You like-a the juice? The juice is good, ah?
In honour of my brain-damaged housemate Toula’s birthday, which I think of as the Greek Orthodox April Fools’ Day, I present an incident took place around this time several years ago. (As I recall, this happened a day before she left the house after turning one of the stove burners on to “glowing red-hot”, despite her assertions that this sort of thing has never happened.)
Toula [pouring]: Ugh! There’s something in this juice!
Me: Like what?
Toula: I don’t know. Something lumpy.
Me [looking over to see cranberry juice being poured out in clumps of fermented matter]: Ugh! Throw it out!
Toula: Do you think it’s gone bad?
Me: Yes! By god, yes! It’s fermenting!
Toula: But I haven’t had it that long.
Me: How long?
Toula: Only since Christmas.
Me: Since Christmas?!
Me: Toula, it’s April!
Me: So Christmas was three and a half months ago!
Me: More than a full season!
Me: More than a quarter of a year!
Me: That’s a long time!
Toula: But it shouldn’t be bad, right?
Me: Yes! It should! Or it should be wine by now!
Toula: But I always keep juice this long and nothing’s happened. This must not have any preservatives. [checking label] “Contains preservatives.”
Me: You can’t keep juice that long! You can’t keep any food that long!
Toula: But it was in the fridge!
Me: Doesn’t matter!

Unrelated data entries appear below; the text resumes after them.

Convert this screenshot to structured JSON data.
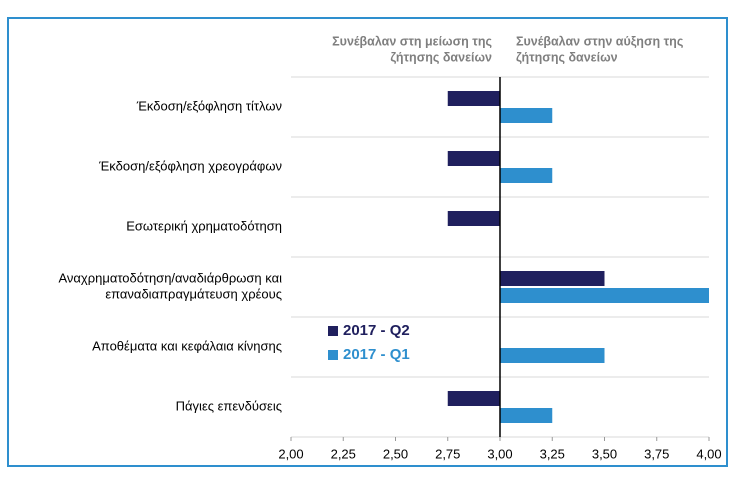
{
  "chart_data": {
    "type": "bar",
    "orientation": "horizontal",
    "categories": [
      [
        "Έκδοση/εξόφληση τίτλων"
      ],
      [
        "Έκδοση/εξόφληση χρεογράφων"
      ],
      [
        "Εσωτερική χρηματοδότηση"
      ],
      [
        "Αναχρηματοδότηση/αναδιάρθρωση και",
        "επαναδιαπραγμάτευση χρέους"
      ],
      [
        "Αποθέματα και κεφάλαια κίνησης"
      ],
      [
        "Πάγιες επενδύσεις"
      ]
    ],
    "series": [
      {
        "name": "2017 - Q2",
        "color": "#20205e",
        "values": [
          2.75,
          2.75,
          2.75,
          3.5,
          3.0,
          2.75
        ]
      },
      {
        "name": "2017 - Q1",
        "color": "#2e8fce",
        "values": [
          3.25,
          3.25,
          3.0,
          4.0,
          3.5,
          3.25
        ]
      }
    ],
    "base": 3,
    "xlim": [
      2,
      4
    ],
    "xticks": [
      {
        "value": 2,
        "label": "2,00"
      },
      {
        "value": 2.25,
        "label": "2,25"
      },
      {
        "value": 2.5,
        "label": "2,50"
      },
      {
        "value": 2.75,
        "label": "2,75"
      },
      {
        "value": 3,
        "label": "3,00"
      },
      {
        "value": 3.25,
        "label": "3,25"
      },
      {
        "value": 3.5,
        "label": "3,50"
      },
      {
        "value": 3.75,
        "label": "3,75"
      },
      {
        "value": 4,
        "label": "4,00"
      }
    ],
    "annotations": [
      {
        "side": "left",
        "lines": [
          "Συνέβαλαν στη μείωση της",
          "ζήτησης δανείων"
        ]
      },
      {
        "side": "right",
        "lines": [
          "Συνέβαλαν στην αύξηση της",
          "ζήτησης δανείων"
        ]
      }
    ],
    "grid": true
  }
}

It needs to be frozen to keep that long. I wouldn’t trust even refrigerated juice more than a week or so.
Toula: But I’ve kept this can of orange juice open in the fridge for three weeks and it’s okay. [Sips from can of thawed orange juice concentrate]
Me: Why would you open a can of orange juice and use only part of it? You’re going to get food poisoning! I don’t know why you’re not dead already!
Toula: Hmm … good genes, I guess.
Me: No, I would guess the exact opposite!
Postscript: Months later, I remember seeing a big five-litre container of juice that she’d left sitting on the floor beside the fridge (it being too big to fit inside) that had a film of green-blue mold floating on top. I just shrugged and walked away. And just earlier today, I noticed that someone (I wonder who) had left a package of roast pork loin deli meat on the kitchen table, and it was starting to turn ripe. Again, instead of tossing it, I just shrugged and decided to wait to see how long it would take the owner to either throw it out or eat it — you know, in the name of science. Whatever happened, it’s gone now, though the rotten meat smell lingers.